E quiçá algum estudioso dessa nobre arte escultórica consiga dar-lhe uma orientação, a fim de melhor se entender se é mesmo dessa parte do corpo que temos ali um pormenor!…

(em co-autoria com José Carlos Santos)

(atualização aqui)

3 COMENTÁRIOS

  1. A divulgação desta singela crónica permitiu obter dois esclarecimentos.
    Primeiro: não há propriamente um nº 323 na rua onde a pedra se encontrava: é que essa rua coincide com a Estrada Nacional nº 323.
    Segundo, muito mais interessante, porque se coaduna com o que não é raro acontecer em povoações onde todos se conhecem: a Canoa era uma senhora casada, anã! Daí a alcunha. Os anões constituem sempre motivo de ternura e, por vezes, de alguma maldade por parte dos seus vizinhos, mas não só não passam despercebidos como se tornam verdadeiros ‘personagens’. Todos conhecemos «O Corcunda de Notre Dame» – que era… anão!

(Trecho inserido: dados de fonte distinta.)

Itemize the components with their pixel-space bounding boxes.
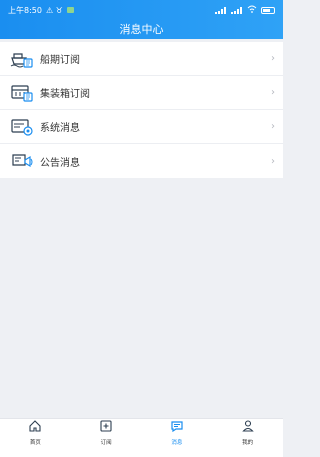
status-left: 上午8:50 ⚠ ♉ [8, 5, 74, 16]
chevron-right-icon: › [271, 87, 275, 98]
menu-item-label: 船期订阅 [40, 55, 80, 66]
tab-messages[interactable]: 消息 [147, 418, 207, 446]
container-icon [10, 82, 34, 104]
menu-item-label: 集装箱订阅 [40, 89, 90, 100]
chevron-right-icon: › [271, 53, 275, 64]
menu-item-label: 公告消息 [40, 157, 80, 169]
menu-item-system-messages[interactable]: 系统消息 › [0, 110, 283, 144]
wechat-icon [66, 7, 74, 13]
system-nav-area [0, 445, 283, 457]
chevron-right-icon: › [271, 155, 275, 167]
ship-icon [10, 48, 34, 70]
bottom-tab-bar: 首页 订阅 消息 我的 [0, 418, 283, 446]
subscribe-icon [99, 418, 113, 437]
status-right [215, 5, 275, 15]
message-menu: 船期订阅 › 集装箱订阅 › 系统消息 › 公告消息 › [0, 42, 283, 178]
wifi-icon [247, 5, 257, 15]
tab-home[interactable]: 首页 [5, 418, 65, 446]
tab-profile[interactable]: 我的 [218, 418, 278, 446]
status-bar: 上午8:50 ⚠ ♉ [0, 0, 283, 20]
menu-item-container-subscription[interactable]: 集装箱订阅 › [0, 76, 283, 110]
tab-subscribe[interactable]: 订阅 [76, 418, 136, 446]
system-message-icon [10, 116, 34, 138]
signal-icon [215, 6, 227, 14]
menu-item-ship-subscription[interactable]: 船期订阅 › [0, 42, 283, 76]
menu-item-label: 系统消息 [40, 123, 80, 134]
chevron-right-icon: › [271, 121, 275, 132]
page-title: 消息中心 [119, 23, 164, 36]
page-header: 消息中心 [0, 20, 283, 39]
signal-icon-2 [231, 6, 243, 14]
battery-icon [261, 6, 275, 14]
status-time: 上午8:50 [8, 5, 42, 15]
announcement-icon [10, 150, 34, 172]
status-glyphs: ⚠ ♉ [45, 5, 63, 15]
home-icon [28, 418, 42, 437]
message-icon [170, 418, 184, 437]
user-icon [241, 418, 255, 437]
menu-item-announcements[interactable]: 公告消息 › [0, 144, 283, 178]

  2. Foi com muita curiosidade que li o presente artigo e, quanto à parte do corpo a que corresponderá o fragmento da estátua, apenas posso confirmar que me parece, realmente ser o fundo das costas de uma senhora, sendo a parte oposta as pernas, uma dela coberta por tecido, vendo-se logo acima o umbigo. Seria a representação de alguma ninfa? Será fragmento de uma estátua, não do séc. XVI, mas bem mais antiga, quiçá romana e pertencente a um ninfeu de uma antiga villa romana que possa ter existido em “Monumenta” e que no séc. XVI foi descoberta e reaproveitada para se fazer a cerca do convento?

  3. Bem haja, Gustavo, pela sua oportuna observação, que tem toda a razão de ser; aliás para essa direcção apontávamos. Gostei também da sua hipótese – em que não tinha pensado – de o topónimo Moimenta ter como origem etimológica a palavra latina ‘monumenta’, monumentos (em português).